Step 2: Assess Required Skills
The role requires proficiency in various technical and soft skills:
Core Skills:
- Machine Learning Concepts:
- Understanding of deep learning, recommender systems, and knowledge graphs.
- Familiarity with ML techniques like supervised learning, unsupervised learning, and deep learning models.
- Programming Languages:
- Strong experience in Python, Golang, or Kotlin.
- Familiarity with SQL, Spark, and AWS.
- Distributed Systems:
- Experience working with large-scale data, debugging, and maintaining distributed systems.
- Familiarity with tools like Kubernetes, Kafka, Docker, and Spark.
- Machine Learning Frameworks:
- Hands-on experience with Xgboost, Scikit-learn, TensorFlow, and PyTorch.
- Collaboration & Communication:
- Ability to work in a fast-paced environment with strong verbal and written communication skills.
- Collaborate with cross-functional teams (data scientists, ML engineers, product teams).
Step 3: Build & Enhance Relevant Experience
Hands-on Projects:
- Machine Learning Applications: Build projects involving recommender systems, deep learning models, or knowledge graphs using libraries like TensorFlow or PyTorch.
- Infrastructure Projects: Create and deploy distributed systems for data-intensive applications, using AWS or Google Cloud, Kubernetes, and Docker.
Contribute to Open Source:
- Contribute to or build open-source ML infrastructure tools or models, such as creating real-time serving systems or working on a distributed feature store.
Step 4: Learn About Nextdoor’s Work and Technology Stack
1. Company Background:
- Nextdoor focuses on personalized experiences for its users through machine learning.
- The company aims to use ML ethically to foster healthy interactions and positive community building.
2. Technologies and Tools:
- Nextdoor uses tools like Kubernetes, Kafka, Docker, and Spark for handling large-scale data and distributed systems.
- Familiarize yourself with the Core ML platform, which powers personalized content, notifications, and recommendations.
Step 5: Prepare for the Interview
1. Technical Interviews:
- Expect questions on distributed systems, including system design and handling petabytes of data.
- Be prepared to discuss your experience with ML frameworks, such as TensorFlow and PyTorch.
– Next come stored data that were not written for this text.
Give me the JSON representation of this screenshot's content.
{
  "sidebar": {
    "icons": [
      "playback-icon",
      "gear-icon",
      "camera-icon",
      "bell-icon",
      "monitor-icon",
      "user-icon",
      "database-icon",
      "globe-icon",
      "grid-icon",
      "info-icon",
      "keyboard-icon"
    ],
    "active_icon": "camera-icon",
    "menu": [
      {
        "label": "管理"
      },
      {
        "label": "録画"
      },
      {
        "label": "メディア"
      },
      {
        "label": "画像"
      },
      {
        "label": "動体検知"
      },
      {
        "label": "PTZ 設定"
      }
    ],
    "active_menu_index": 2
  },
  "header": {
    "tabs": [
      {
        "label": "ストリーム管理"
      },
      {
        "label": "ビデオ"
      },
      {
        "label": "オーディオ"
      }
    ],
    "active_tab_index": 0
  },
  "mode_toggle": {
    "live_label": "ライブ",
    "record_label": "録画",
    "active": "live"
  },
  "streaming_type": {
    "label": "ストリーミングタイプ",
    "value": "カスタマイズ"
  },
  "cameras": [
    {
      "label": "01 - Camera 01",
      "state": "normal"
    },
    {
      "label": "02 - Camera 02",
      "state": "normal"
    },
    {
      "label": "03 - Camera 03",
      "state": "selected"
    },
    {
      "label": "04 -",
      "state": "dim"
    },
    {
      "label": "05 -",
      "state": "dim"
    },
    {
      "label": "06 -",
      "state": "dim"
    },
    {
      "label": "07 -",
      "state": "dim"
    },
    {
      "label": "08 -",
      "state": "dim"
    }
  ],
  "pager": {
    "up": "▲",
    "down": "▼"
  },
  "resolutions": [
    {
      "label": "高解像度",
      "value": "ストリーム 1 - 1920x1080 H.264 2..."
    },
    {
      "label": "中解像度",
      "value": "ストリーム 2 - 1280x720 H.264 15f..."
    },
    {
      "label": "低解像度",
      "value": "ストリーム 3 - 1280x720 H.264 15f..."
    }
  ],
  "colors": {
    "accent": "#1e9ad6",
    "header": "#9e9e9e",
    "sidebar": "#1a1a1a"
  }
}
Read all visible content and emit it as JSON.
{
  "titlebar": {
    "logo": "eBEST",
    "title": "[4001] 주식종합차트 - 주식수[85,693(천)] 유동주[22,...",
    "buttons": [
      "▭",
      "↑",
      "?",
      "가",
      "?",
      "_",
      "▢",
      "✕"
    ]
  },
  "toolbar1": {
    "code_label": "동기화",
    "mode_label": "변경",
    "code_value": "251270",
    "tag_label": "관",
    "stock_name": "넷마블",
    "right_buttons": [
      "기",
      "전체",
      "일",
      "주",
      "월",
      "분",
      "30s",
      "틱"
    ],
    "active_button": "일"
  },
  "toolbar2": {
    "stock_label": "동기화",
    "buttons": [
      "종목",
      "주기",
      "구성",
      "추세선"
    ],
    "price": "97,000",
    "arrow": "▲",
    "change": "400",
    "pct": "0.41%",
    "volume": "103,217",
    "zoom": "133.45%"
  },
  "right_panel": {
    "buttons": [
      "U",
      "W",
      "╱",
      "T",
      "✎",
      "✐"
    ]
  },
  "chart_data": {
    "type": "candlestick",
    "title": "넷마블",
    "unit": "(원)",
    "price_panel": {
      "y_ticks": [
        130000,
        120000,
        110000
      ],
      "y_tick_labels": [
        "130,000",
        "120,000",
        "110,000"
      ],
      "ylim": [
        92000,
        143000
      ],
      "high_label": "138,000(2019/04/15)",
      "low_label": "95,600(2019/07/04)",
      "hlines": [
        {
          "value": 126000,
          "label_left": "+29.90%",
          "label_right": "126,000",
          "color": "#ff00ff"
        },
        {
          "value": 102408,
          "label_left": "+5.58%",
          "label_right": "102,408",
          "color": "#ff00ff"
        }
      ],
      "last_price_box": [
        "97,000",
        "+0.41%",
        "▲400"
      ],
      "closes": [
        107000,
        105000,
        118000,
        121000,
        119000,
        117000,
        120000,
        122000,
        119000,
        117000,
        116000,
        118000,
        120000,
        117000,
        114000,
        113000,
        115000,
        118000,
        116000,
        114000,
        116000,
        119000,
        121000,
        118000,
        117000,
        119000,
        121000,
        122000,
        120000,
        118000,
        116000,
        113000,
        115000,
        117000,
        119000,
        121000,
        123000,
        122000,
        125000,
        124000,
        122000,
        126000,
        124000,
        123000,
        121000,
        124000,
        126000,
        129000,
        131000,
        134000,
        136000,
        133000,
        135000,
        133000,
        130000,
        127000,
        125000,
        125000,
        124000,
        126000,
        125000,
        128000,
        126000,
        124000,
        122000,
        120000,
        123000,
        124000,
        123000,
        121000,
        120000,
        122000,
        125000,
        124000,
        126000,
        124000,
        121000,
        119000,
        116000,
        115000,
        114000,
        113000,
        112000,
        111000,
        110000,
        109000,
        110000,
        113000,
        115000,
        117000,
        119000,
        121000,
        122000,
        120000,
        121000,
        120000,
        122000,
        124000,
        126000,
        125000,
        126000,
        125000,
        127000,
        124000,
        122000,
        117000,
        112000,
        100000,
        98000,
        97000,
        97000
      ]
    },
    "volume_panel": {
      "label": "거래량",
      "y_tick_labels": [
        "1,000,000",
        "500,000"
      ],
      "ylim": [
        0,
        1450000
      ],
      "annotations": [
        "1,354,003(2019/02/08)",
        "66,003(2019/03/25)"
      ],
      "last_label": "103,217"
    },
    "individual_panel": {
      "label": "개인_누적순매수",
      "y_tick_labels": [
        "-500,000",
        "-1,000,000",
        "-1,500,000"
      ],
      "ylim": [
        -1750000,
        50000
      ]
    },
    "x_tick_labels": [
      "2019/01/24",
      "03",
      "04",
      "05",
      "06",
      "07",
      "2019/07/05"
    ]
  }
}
- You might be asked to design a machine learning infrastructure system or solve problems related to data processing, real-time serving, or feature storage.
2. Behavioral Interviews:
- Show your passion for Nextdoor’s mission and the role of ML in community building.
- Emphasize your ability to work in a dynamic startup environment and collaborate effectively with teams.
Step 6: Review Compensation and Benefits
Compensation:
- Base Salary: $150,000 (potentially higher based on proficiency).
- Equity: Stock options with quarterly vesting.
Benefits:
- Health plans, OneMedical membership, wellness stipends, and mental health support.
- Flexible paid time off and volunteer days.
Step 7: Final Preparation Tips
- Study Distributed Systems:
- Understand concepts like consistency, scalability, fault tolerance, and high availability.
- Resources: Designing Data-Intensive Applications by Martin Kleppmann.
- Machine Learning for Production:
- Focus on productionizing ML models, handling large datasets, and optimizing real-time serving systems.
- Learn how to scale ML infrastructure using tools like Kubeflow, TensorFlow Serving, or MLflow.
- System Design:
- Practice designing systems that handle large amounts of data, such as building scalable feature stores or real-time model serving systems.
- Review system design interview resources, such as “System Design Interview” by Alex Xu.